In September 2020 it was announced that the Group would acquire the Zeropark and Voluum businesses of Polish company Codewise for $36m. The deal was completed in November 2020. Shortly after, in January 2021 CentralNic acquired French brand protection registrar Safebrands for $4.4m.

In October 2022, CentralNic acquired the California-headquartered domain name management business, Intellectual Property Management Co.
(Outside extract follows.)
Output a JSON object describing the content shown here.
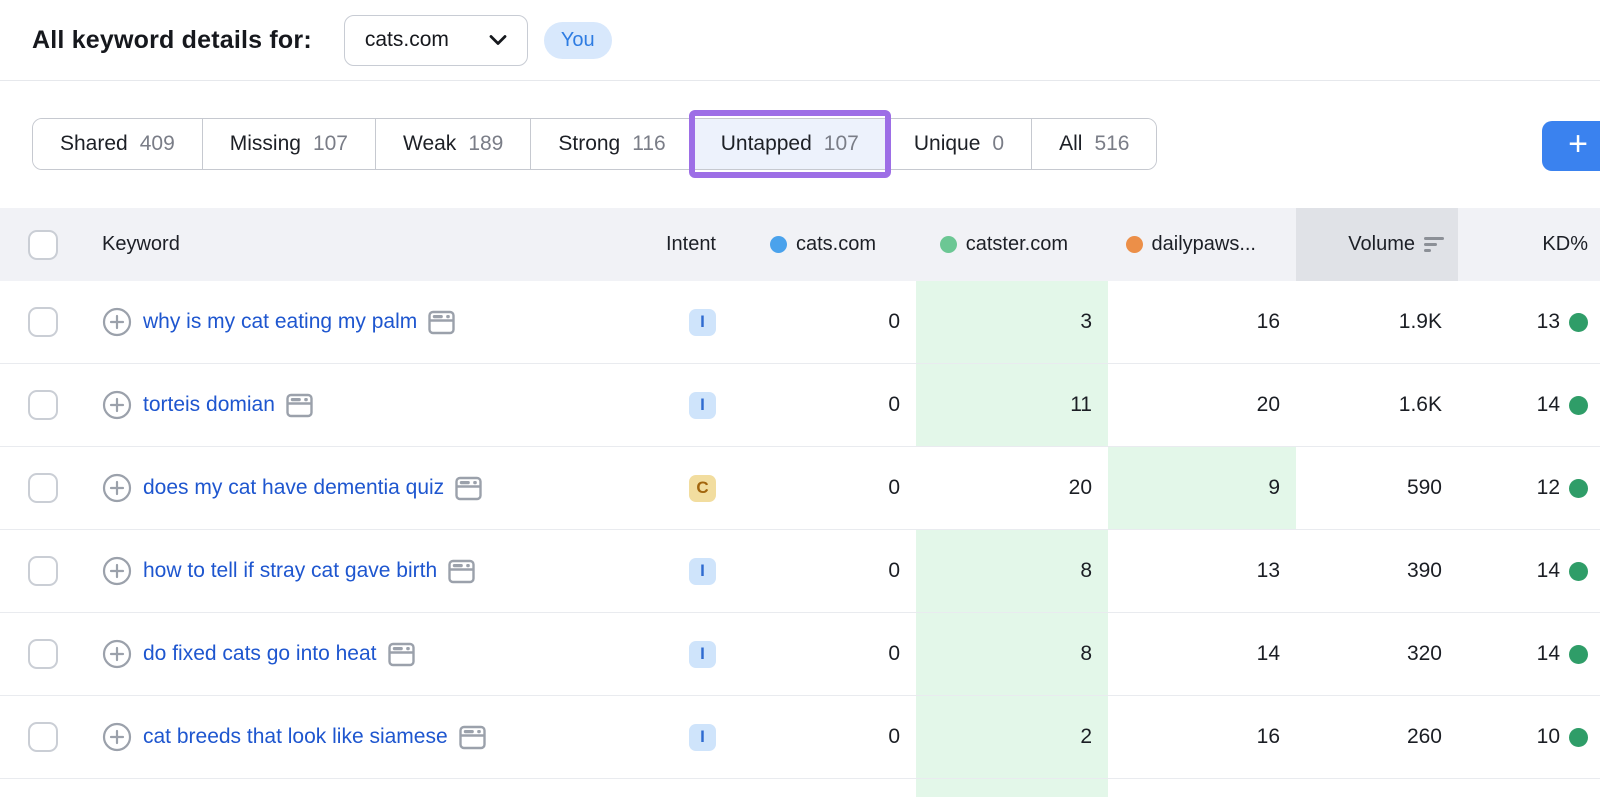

Inc. for $7.6 million USD. And then in December 2022, it was announced the Group had acquired a portfolio of revenue generating niche websites from multiple sellers for $ 5.2 million USD cash.

On 4 September 2023, the rebranding of the CentralNic Group to Team Internet Group was announced during an event at the London Stock exchange to celebrate the company's 10-year IPO anniversary.

==Companies within the group==

- CentralNic Ltd
- OnlyDomains
- Instra Corporation
- iwantmyname
- Internet Domain Service BS Corp
- Moniker
- domaindiscount24
- Hexonet
- CentralNic Reseller (formerly RRPproxy)
- PartnerGate
- 1api
- TPP Wholesale
- Key-Systems
- KeyDrive Group
- DomiNIC
- SK-NIC
- BrandShelter
- SafeBrands
- nic.SAARLAND
- toweb Brasil
- KS Registry
- Key-Systems Datacenter
- GlobeHosting
- Team Internet
- Codewise
- Wando Internet Solutions
- VGL Verlagsgesellschaft mbH
- AllesGesundheit
- NameAction

==Country code top-level domains==
CentralNic Ltd, the domain name registry subsidiary of Team Internet Group PLC, registers second-level domains (SLDs) under these country code top-level domains (ccTLDs):

- .bh, Bahrain
- .fm, Federated States of Micronesia
- .fo, Faroe Islands
- .gd, Grenada
- .gl, Greenland
- .la, Laos; also borrowed for Los Angeles
- .pw, Palau
- .sk, Slovakia
- .vg, British Virgin Islands

==New top-level domains==
Team Internet registers SLDs under these [new] generic top-level domain (gTLDs):

- .art
- .bar
- .basketball
- .best
- .college
- .ceo
- .design
- .fans
- .feedback
- .frl
- .fun
- .gent
- .host
- .icu
- .ink
- .love
- .observer
- .online
- .ooo
- .press
- .protection
- .realty
- .reit
- .rent
- .rest
- .security
- .site
- .space
- .storage
- .store
- .tech
- .theatre
- .tickets
- .website
- .wiki
- .xyz

==Second-level domains==
Team Internet registers subdomains under these unofficial second-level domains (SLDs):

- .ae.org, for United Arab Emirates
- .ar.com, Argentina
- .br.com, Brazil
- .cn.com, China
- .com.de, Germany
- .de.com, Germany
- .eu.com, European Union
- .gb.com, Great Britain
- .gb.net, Great Britain
- .gr.com, Greece
- .hu.com, Hungary
- .jpn.com, Japan
- .jp.net, Japan
- .kr.com, Korea
- .no.com, Norway
- .qc.com, Quebec
- .ru.com, Russia
- .sa.com, Saudi Arabia
- .se.com, Sweden
- .se.net, Sweden
- .uk.com, United Kingdom
- .uk.net, United Kingdom
- .us.com: United States
- .us.org: United States
- .uy.com, Uruguay
- .za.com, South Africa

None of these domains is an official SLD. Therefore, this part of Team Internet's operation is a private sub-domain registry.

These subdomains have been relatively popular and sold across a wide range of domain registrars globally, including GoDaddy, Alibaba, Network Solutions, eNom, Webfusion, GMO Internet, Inc., Gandi, Key Systems, Directi, InternetX, and many others.